The Registry of What?
After a week of disappointing speeches at the United Nations, each – Obama, Abbas, Netanyahu – distinctly graceless, plus a debate of nine would-be Republican presidential nominees, including Doc Gingrich, Grumpy Ron Paul, Dopey Michelle Bachmann, Sneezy Santorum and Happy Herman Cain and five more dwarfs (but no Bashful), to say nothing of the slide in the market, it seems to me time for a bit of a break. I did not suppose that the Massachusetts Registry of Motor Vehicles would provide the respite, but so it was, for it was the RMV that presented me with a glimpse of post-modern culture.
I had occasion to renew my driver’s license the other day, and since I found myself in the neighborhood of one of their offices, I chose to present myself in person rather than manage the process on line. Here, dear reader, is an excerpt from the application that was handed me: “Check here,” we’re instructed, “if your name has changed.” “Check here,” it goes on to say, “if your mailing address has changed.” And then, “Check here if your residential address has changed.” So far, so good, yes? Finally, “Check here if sex has changed. Note: Additional documentation may be required.”

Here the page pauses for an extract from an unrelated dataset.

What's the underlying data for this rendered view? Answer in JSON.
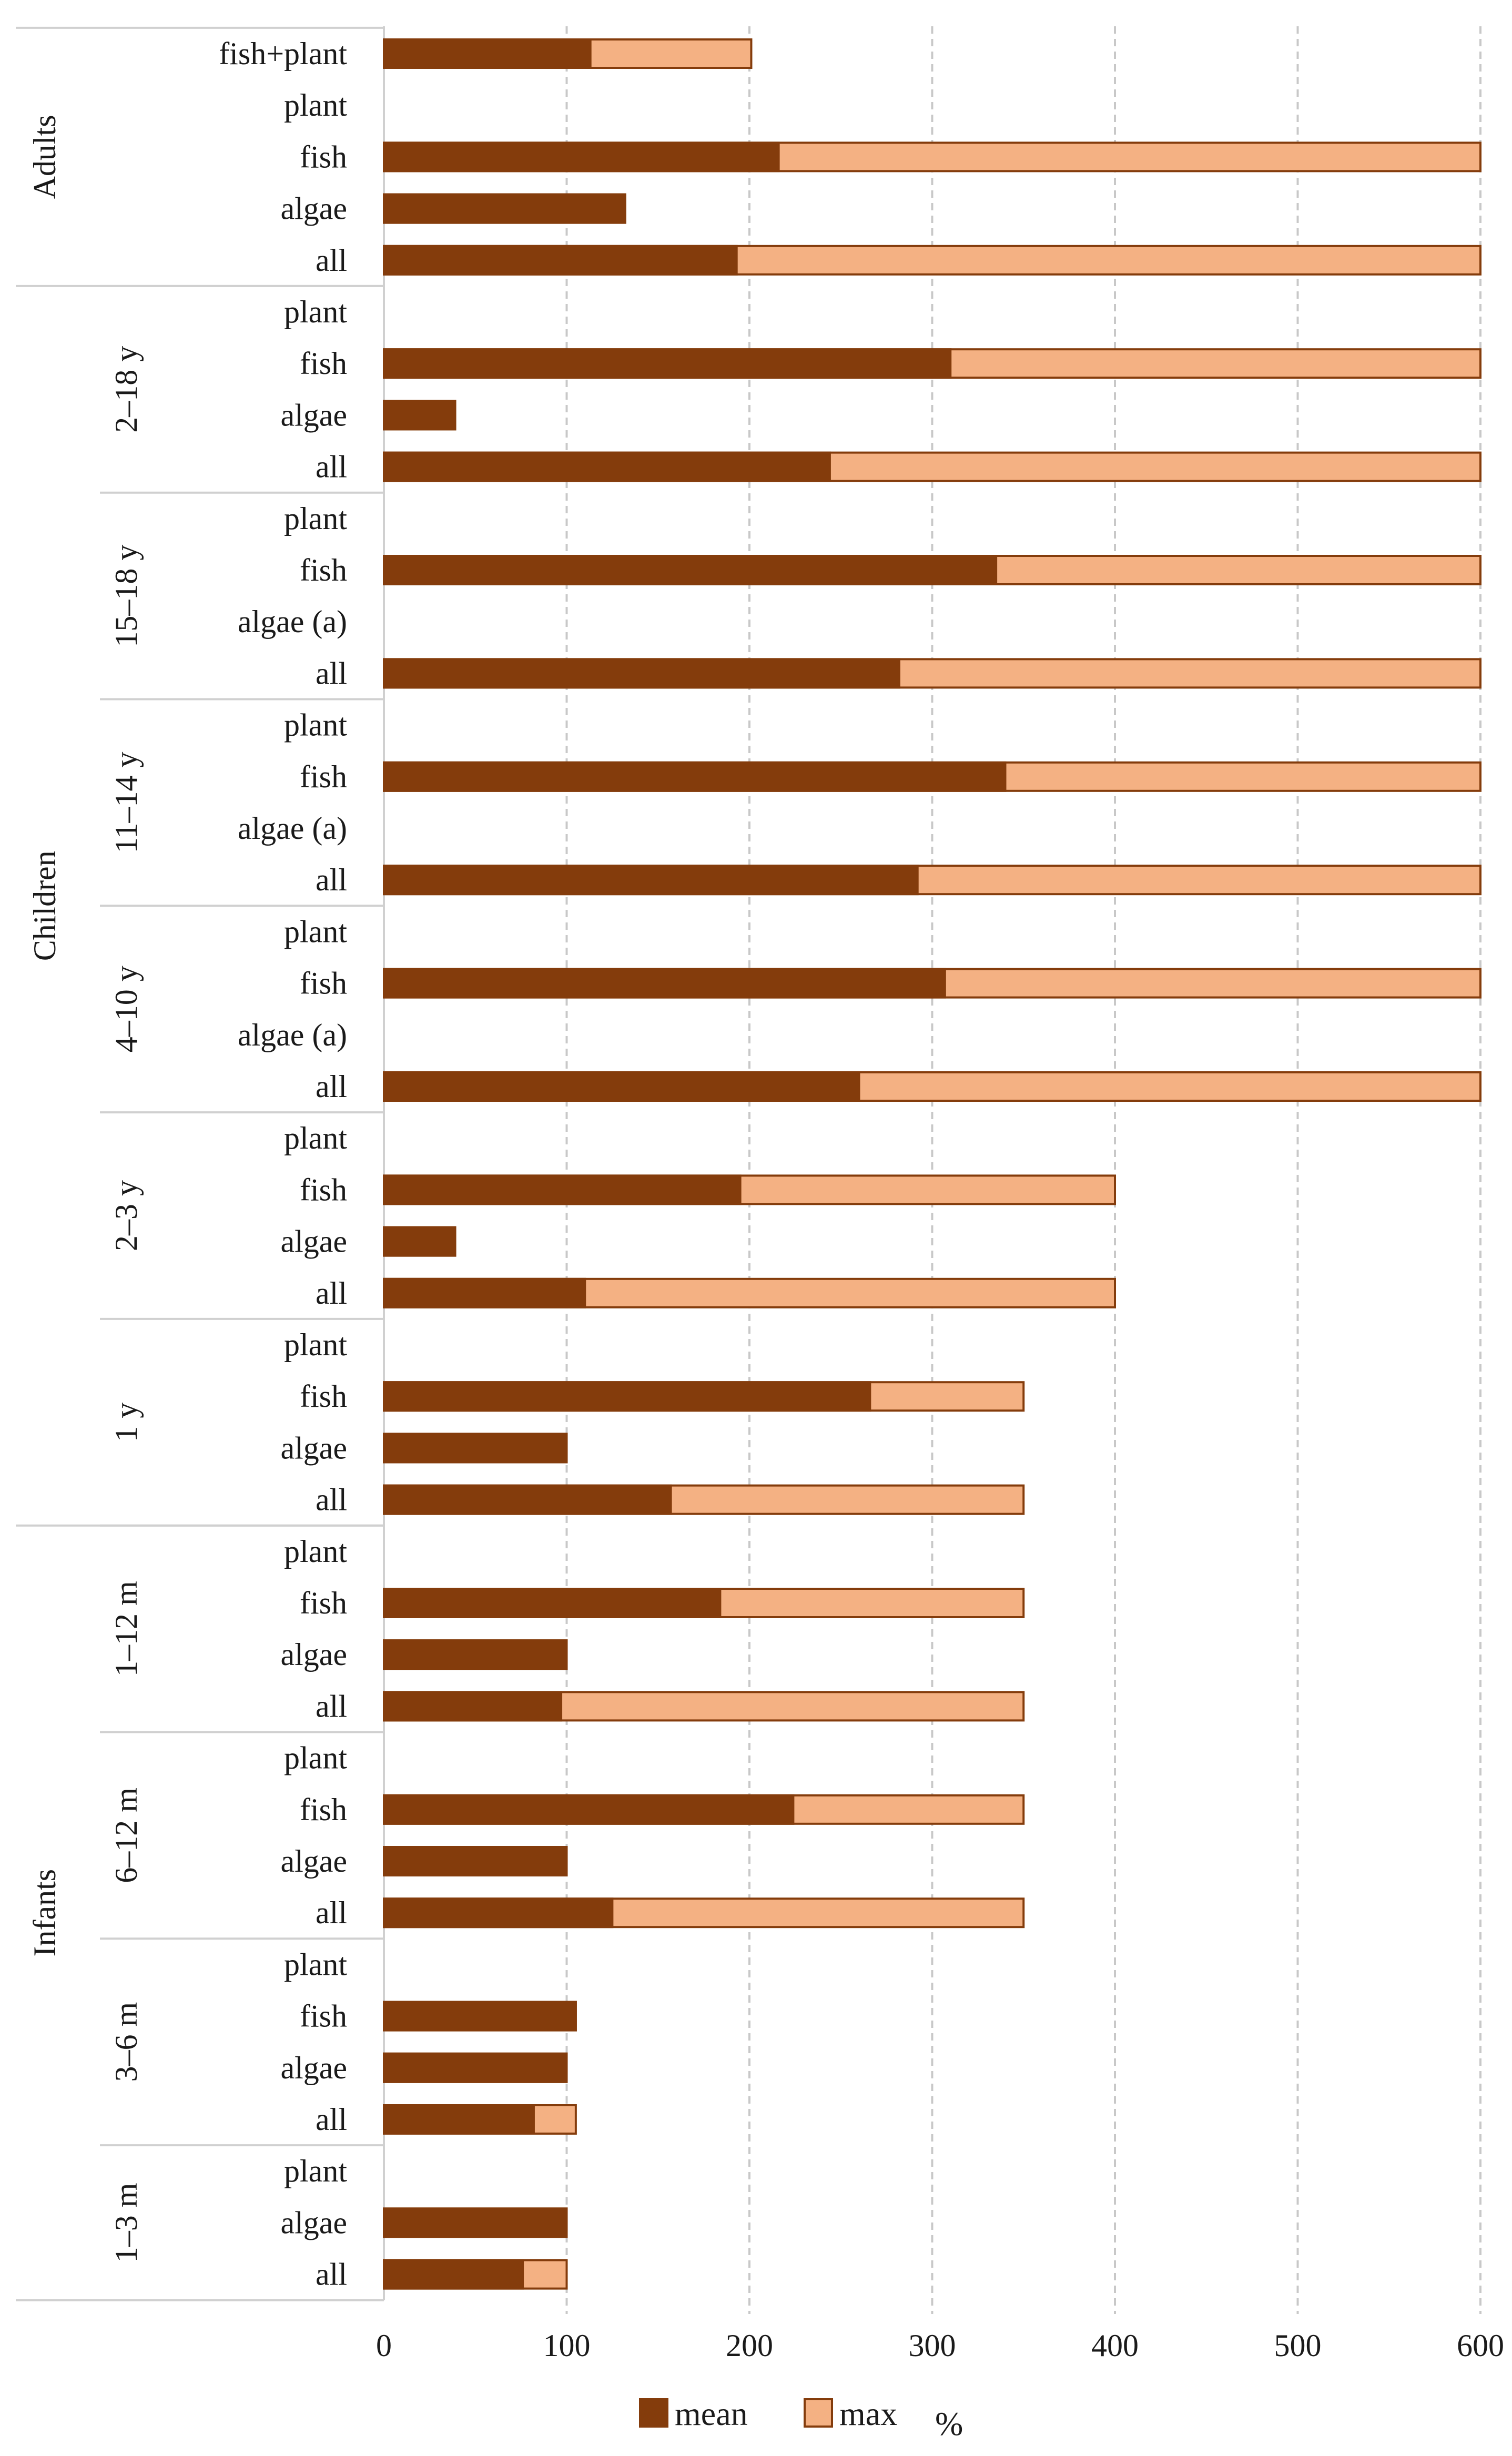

Now at first blush (and the choice of that word is quite deliberate), one is taken aback. Can it be that the number of people whose sex has changed warrants a separate line? But then: How thoughtful of the Registry, since any oral interchange between applicant and clerk on the matter at hand might well be a tad awkward. So even if the number be small, why not avoid the potential embarrassment (more likely the clerk’s than the applicant’s)?

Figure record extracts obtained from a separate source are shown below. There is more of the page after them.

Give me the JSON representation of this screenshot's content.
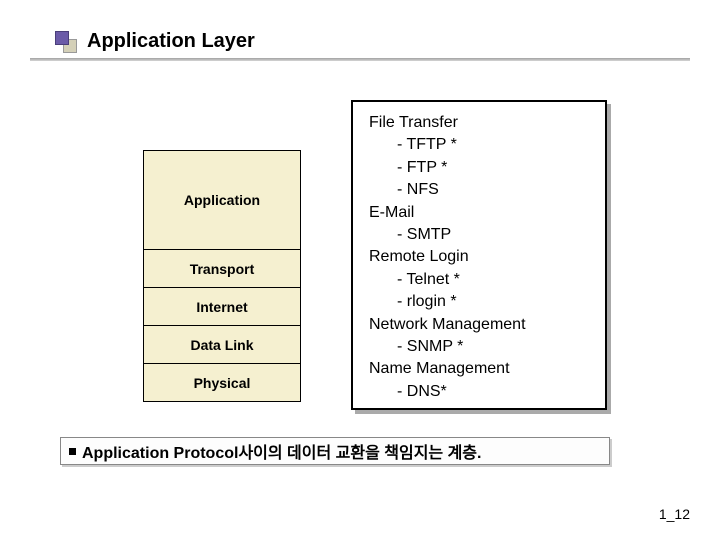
{
  "title": "Application Layer",
  "layers": {
    "items": [
      {
        "name": "Application",
        "class": "application"
      },
      {
        "name": "Transport",
        "class": "other"
      },
      {
        "name": "Internet",
        "class": "other"
      },
      {
        "name": "Data Link",
        "class": "other"
      },
      {
        "name": "Physical",
        "class": "other"
      }
    ],
    "box_bg": "#f5f0d0",
    "border_color": "#000000"
  },
  "protocols": {
    "groups": [
      {
        "label": "File Transfer",
        "items": [
          "- TFTP *",
          "- FTP *",
          "- NFS"
        ]
      },
      {
        "label": "E-Mail",
        "items": [
          "- SMTP"
        ]
      },
      {
        "label": "Remote Login",
        "items": [
          "- Telnet *",
          "- rlogin *"
        ]
      },
      {
        "label": "Network Management",
        "items": [
          "- SNMP *"
        ]
      },
      {
        "label": "Name Management",
        "items": [
          "- DNS*"
        ]
      }
    ],
    "border_color": "#000000",
    "bg": "#ffffff"
  },
  "caption": "Application Protocol사이의 데이터 교환을 책임지는 계층.",
  "page_number": "1_12",
  "colors": {
    "title_bullet_1": "#6b5ba8",
    "title_bullet_2": "#d4d0b8",
    "shadow": "#aaaaaa"
  }
}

On closer reading, however, the issue becomes more complicated. Note the subtle shift in wording: With regard to name, we’re asked whether “your” name has changed, but with regard to sex, the pronoun is omitted, and we’re asked simply whether “sex has changed.” Which question, I am bound to say, seems to me an invasion of privacy, the more so since we’re then warned that “additional documentation may be required.” Unless, of course, the Registry is offering counseling on the side. And why not? We can register to vote at the Registry, even though voting has no intrinsic relationship to driving. Why not imagine an array of ancillary services, including comfort and counseling in the event that “sex has changed?”
But wait: sometimes sex changes for the better. Ah, that could well be what the Commonwealth wants to know, the kind of information it could then include in its efforts to attract tourism and business. “Come to Massachusetts, where sex is better!” Or: “Need a change (if you know what we mean)? Come to Massachusetts!” Or maybe it’s social scientists who want the data, hoping they can then do correlations between changes in sex and changes in, say, the performance of the stock market or video rentals, not to mention Viagra sales.
But let’s revert to the original assumption, that the item means to learn not whether our sex has changed, but whether our gender has changed. That would seem to be a fairly straightforward inquiry – except that it is not always clear what we mean by “change.”
For example: There must be an equivalent of a Registry of Motor Vehicles in Israel. If there is, and if its officials are at all punctilious, then their problem with this matter of sex change turns out to be rather more involved than our own. For in Israel, sex change has been employed as a tool of diplomacy and even national security. Take the case of Ehud Barak, Israel’s erstwhile prime minister – who, back when he was a distinguished commando in the Israel Defense Forces, famously entered Beirut disguised as – you guessed it, a woman. (Could this by what they mean when they call him “Israel’s most decorated soldier?”)
And now suppose that the Beirut escapade happened in the very year in which Mr. Barak’s driver’s license was up for renewal. To perjure himself, or to “fess up” – and thereby risk breaching what was still a closely guarded secret? To try to finesse the matter by winking at the clerk? I don’t think so, not under these ambiguous circumstances.
Oh well. The Registry’s plainly trying. After all, in a stodgier and rather more inquisitorial era, they might have asked, “Referring to your most recent driver’s license, are you now of the same gender which is therein specified? If not: Which gender best describes you today? And: Please be sure to report to the Registry within 30 days any future change in your gender.”
The truth is, of course, that the Department of Motor Vehicles of the Commonwealth of Massachusetts, however curious the wording of its license renewal application, is to be congratulated for its effort to accommodate transsexuals, whose special circumstances are far more often entirely ignored by government agencies. My mild spoof of and commentary on the Registry’s language do not gainsay my respect for and hearty endorsement of what they have tried to accomplish.